Бабушка перекрестилась на образа и всплакнула от нахлынувших на неё воспоминаний о прошлой жизни.
В июле сорок первого ушёл её муж Роман Иванович на фронт, в ноябре был тяжело ранен, лечился в госпитале города Уфа, а потом в начале декабря, не долечившись до полного выздоровления, уехал в свою часть и вскоре под Москвой нашёл свою смертушку, как и многие мужчины станицы. И осталась от него только одна строка в записи потерь полка: «Красноармеец призван 07.1941 г.; 11.1941 г. находился в госпитале г. Уфа; 12.1941 г. погиб», да пожелтевший листок-извещение, в котором было написано: «Ваш муж рядовой Курышкин Роман Иванович, уроженец ст. Нижнебурлукской, в бою за Социалистическую Родину, верный воинской присяге, проявив геройство и мужество, был убит. Похоронен в братской могиле. Командир части… начальник штаба…». Да осталась ещё о нём память у его жены Екатерины Федосеевны в малых детях. И ещё долго по ночам выла она, молодая тридцатидвухлетняя, о потере любимого, кормильца семьи.
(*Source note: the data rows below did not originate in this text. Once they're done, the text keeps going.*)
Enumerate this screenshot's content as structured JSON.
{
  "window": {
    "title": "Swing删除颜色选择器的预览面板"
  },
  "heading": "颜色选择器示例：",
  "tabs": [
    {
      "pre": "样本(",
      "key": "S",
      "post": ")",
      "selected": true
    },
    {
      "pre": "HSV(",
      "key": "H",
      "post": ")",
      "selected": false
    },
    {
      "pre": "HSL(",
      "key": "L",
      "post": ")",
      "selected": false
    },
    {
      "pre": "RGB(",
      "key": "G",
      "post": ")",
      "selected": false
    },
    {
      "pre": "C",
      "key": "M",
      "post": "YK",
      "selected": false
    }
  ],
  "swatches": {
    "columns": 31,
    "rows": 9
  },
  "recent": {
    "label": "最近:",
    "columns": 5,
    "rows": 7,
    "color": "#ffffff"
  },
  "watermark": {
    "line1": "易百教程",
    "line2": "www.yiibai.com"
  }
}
Ещё долго она будет кропить горючими слезами ночную подругу подушку. Сколько же ещё будет она, простоволосая, выбегать на дорогу в станицу и глядеть вдаль из-под натруженных ладоней! Не дождаться милого, родного мужа. Сколько будет она голосить в дни годовщин и поминок! Не донесёт её плач казахстанский сухой степной ветер до осевшего холмика безвестной могилы в Подмосковье, до родного сердцу Романа Ивановича.
Травой зарастает могила, давностью зарастает безмерная боль на сердце Екатерины Федосеевны. Не будет у неё мужа, у малых детишек – отца, никто не приласкает ни её, ни сироток. Никто не избавит её от непосильной работы, никто не прижмёт к груди рано поседевшую голову ночью, когда падала она в кровать, раздавленная усталостью. Ведь бабам приходилось самим впрягаться в безмерно тяжёлый плуг вместо трактора и быков и тащить, тащить его по колхозному полю. Всё было отдано ради победы над врагом. Всю тяжесть фронтового тыла и восстановления послевоенного хозяйства приняли на себя эти худые, хрупкие женские плечи.
Часто по всей станице, после посещения почтальоном Машуней Мориной домов солдаток, раздавались вопли голосивших, вмиг овдовевших женщин, получивших пожелтевшие треуголки похоронок с фронта, да рёв осиротевших ребятишек, потерявших на далёких полях фронтов своих отцов, кормильцев. Когда Машуня вынуждена была приносить в семью очередную похоронку, она стучала в дверь и, положив у порога скорбное казённое письмо, с плачем быстро убегала прочь. Но все равно её догоняли плач и стенания несчастных.
Вот тогда бабушка, не стесняясь своих малолетних Марусю, Шурку и Ванюшку, громко ругала Гитлера:
– Да чтоб тебя язвило, анчихрист треклятый! Да отсохнут груди волчицы, вскормившей тебя, изверг, варнак нечеловечий! Да будут прокляты до седьмого колена твои потомки!
А девятилетняя Маруся, пятилетний Шурка и трёхлетний Ванюшка держались ручонками за подол платья матери и, не понимая её слов, подняв головы, смотрели на её почему-то злое, чужое лицо и громко ревели от страха.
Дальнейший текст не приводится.